Мелльберг закашлялся. Да-да, точно! Бертилю тоже надо поручить какое-нибудь бесполезное задание, чтобы он чувствовал себя важным и при этом приносил как можно меньше вреда. Патрик задумался. Порой разумнее держать начальника поблизости, чтобы приглядывать за ним.

— Вчера вечером я говорил с Турбьёрном — осмотр места происшествия ничего не дал, — снова вернулся он к делу. — Поскольку шел снег, им было очень тяжело работать, и они не нашли следов, позволяющих проследить, откуда пришла Виктория. Больше у них нет возможности заниматься этим, и поэтому я предлагаю собрать добровольцев, которые помогли бы нам прочесать большую территорию. Вероятно, ее держали взаперти на старом заброшенном хуторе или в охотничьем домике где-то в лесу. Ведь она появилась неподалеку от того места, где ее видели в последний раз — возможно, все это время она находилась где-то рядом.

— Да, я тоже об этом подумал, — согласился Мартин. — Разве это не указывает на то, что преступник из Фьельбаки?

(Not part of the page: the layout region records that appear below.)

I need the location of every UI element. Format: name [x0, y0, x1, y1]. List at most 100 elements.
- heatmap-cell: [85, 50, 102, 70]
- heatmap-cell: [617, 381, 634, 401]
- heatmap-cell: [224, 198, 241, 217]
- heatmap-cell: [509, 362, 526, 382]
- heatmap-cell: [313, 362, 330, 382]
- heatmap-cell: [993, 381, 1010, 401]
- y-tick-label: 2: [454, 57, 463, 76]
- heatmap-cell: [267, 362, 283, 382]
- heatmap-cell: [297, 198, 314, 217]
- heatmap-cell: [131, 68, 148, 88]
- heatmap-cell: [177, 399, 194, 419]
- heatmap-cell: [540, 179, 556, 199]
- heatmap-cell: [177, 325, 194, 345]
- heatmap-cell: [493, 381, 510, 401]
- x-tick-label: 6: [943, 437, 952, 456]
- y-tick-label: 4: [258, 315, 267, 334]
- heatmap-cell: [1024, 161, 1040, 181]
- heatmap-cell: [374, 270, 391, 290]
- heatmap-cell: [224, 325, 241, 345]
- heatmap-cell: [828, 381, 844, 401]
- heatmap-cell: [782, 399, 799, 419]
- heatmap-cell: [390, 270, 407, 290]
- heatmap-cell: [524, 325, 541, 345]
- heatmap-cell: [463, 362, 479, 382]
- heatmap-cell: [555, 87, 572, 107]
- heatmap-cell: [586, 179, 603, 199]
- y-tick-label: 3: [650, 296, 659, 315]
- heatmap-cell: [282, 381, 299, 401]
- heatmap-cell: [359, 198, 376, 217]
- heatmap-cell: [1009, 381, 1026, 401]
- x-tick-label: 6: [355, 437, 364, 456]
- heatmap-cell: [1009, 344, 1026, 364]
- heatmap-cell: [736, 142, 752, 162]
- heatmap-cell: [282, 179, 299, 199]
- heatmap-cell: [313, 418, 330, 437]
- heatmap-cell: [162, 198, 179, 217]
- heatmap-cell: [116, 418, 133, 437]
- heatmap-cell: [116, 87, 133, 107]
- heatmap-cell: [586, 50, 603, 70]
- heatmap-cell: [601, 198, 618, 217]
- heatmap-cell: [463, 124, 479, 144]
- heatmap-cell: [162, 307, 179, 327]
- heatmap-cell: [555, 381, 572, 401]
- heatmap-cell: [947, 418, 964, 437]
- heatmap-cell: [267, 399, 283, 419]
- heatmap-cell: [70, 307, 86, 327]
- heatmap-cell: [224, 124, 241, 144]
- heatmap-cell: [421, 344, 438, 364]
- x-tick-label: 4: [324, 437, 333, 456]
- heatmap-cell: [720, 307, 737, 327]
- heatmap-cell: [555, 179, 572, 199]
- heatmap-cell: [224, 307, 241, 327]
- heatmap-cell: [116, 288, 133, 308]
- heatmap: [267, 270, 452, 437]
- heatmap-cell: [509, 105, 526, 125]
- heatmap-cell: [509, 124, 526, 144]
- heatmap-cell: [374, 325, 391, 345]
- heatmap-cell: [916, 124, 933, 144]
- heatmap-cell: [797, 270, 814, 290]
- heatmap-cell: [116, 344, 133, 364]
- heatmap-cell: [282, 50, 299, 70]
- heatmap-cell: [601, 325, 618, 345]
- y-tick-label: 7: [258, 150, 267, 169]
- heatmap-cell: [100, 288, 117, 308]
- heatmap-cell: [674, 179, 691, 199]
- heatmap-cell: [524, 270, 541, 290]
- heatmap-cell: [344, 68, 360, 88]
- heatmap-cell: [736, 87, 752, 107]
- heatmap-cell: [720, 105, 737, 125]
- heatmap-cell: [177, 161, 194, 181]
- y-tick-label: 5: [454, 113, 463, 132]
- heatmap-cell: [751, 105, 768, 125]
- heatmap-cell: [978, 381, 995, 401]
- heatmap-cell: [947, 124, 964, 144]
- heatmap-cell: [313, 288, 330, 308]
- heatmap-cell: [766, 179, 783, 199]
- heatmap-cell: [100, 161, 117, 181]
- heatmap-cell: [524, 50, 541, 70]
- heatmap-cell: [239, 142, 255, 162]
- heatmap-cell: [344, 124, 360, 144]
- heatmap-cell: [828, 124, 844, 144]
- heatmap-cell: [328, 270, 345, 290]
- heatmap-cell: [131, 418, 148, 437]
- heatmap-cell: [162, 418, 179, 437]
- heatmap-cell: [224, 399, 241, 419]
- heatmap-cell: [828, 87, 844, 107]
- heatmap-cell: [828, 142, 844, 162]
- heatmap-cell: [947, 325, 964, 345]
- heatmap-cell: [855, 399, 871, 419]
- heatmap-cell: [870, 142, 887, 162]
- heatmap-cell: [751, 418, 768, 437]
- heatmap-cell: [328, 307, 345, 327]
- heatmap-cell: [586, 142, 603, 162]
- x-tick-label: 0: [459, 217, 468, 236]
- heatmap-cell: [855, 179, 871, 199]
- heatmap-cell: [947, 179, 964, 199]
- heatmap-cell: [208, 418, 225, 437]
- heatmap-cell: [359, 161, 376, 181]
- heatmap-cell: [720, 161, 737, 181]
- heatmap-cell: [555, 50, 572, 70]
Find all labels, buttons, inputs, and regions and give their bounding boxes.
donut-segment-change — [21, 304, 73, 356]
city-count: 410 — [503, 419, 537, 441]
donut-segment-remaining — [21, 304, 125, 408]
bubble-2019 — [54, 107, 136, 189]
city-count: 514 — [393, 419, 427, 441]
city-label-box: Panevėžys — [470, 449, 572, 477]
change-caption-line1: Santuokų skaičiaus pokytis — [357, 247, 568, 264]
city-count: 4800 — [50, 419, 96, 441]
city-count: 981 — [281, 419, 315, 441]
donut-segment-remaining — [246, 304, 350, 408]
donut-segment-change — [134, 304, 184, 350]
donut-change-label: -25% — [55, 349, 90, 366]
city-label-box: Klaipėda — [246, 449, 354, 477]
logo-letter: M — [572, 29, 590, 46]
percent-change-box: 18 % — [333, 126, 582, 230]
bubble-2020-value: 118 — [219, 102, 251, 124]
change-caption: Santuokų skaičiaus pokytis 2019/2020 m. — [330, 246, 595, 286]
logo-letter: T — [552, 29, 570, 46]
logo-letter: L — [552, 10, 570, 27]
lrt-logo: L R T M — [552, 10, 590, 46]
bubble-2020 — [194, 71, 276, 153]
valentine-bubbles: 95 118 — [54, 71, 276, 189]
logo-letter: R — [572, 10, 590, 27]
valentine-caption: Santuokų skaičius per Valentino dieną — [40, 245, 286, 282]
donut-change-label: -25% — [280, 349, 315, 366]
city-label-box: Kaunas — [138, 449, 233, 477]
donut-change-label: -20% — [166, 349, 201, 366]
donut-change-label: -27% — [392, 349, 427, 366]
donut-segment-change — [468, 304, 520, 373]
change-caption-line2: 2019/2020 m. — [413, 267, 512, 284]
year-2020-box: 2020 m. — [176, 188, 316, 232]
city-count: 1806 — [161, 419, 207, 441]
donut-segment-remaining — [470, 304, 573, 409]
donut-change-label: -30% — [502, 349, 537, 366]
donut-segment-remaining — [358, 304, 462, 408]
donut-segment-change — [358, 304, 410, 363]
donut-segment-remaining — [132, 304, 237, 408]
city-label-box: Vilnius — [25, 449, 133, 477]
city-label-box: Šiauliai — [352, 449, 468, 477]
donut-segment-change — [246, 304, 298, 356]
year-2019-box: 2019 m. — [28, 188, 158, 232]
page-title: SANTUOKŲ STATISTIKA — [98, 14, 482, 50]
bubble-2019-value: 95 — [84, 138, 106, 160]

— В каком-то смысле — да, — кивнул Патрик. — Но не обязательно — например, если исчезновение Виктории как-то связано с другими исчезновениями. Ведь мы не обнаружили никакой прямой связи между другими поселками и Фьельбакой.





Мелльберг снова закашлялся, и Хедстрём повернулся к нему:

— Я подумал, что ты мог бы помочь мне в этом деле, Бертиль. Отправимся в лес. Если нам повезет, то мы найдем место, где ее держали взаперти.

— Хорошая мысль, — отозвался начальник участка. — Но в такую погоду нам будет невесело.

Патрик не ответил. Погода заботила его сейчас меньше всего.

Анна автоматически разбирала белье, ощущая неописуемую усталость. Она давно находилась на больничном после аварии, и шрамы на ее теле уже начали блекнуть, но раны на душе все еще не зажили.

Чувство вины преследовало женщину, как постоянная тошнота, и каждую ночь она лежала без сна, снова вспоминая то, что произошло, и оценивая свои мотивы. Но даже в те моменты, когда ей хотелось все себе простить, она не могла понять, что привело ее в постель к другому мужчине. Ведь она любит Дана — и тем не менее целовала другого, позволяла другому прикасаться к ее телу…

Неужели ее самооценка настолько упала, неужели так сильна оказалась потребность в хорошем отношении, что она поверила — руки и губы другого мужчины дадут ей что-то, чего не может дать Дан? Анна сама этого не понимала, так как же Дан сможет понять ее? Сам он — воплощение стабильности и полной лояльности. Говорят, что чужая душа — потемки, однако она точно знала, что Дан никогда бы ей не изменил. Он никогда не прикоснулся бы к другой женщине. Его единственное желание — любить ее.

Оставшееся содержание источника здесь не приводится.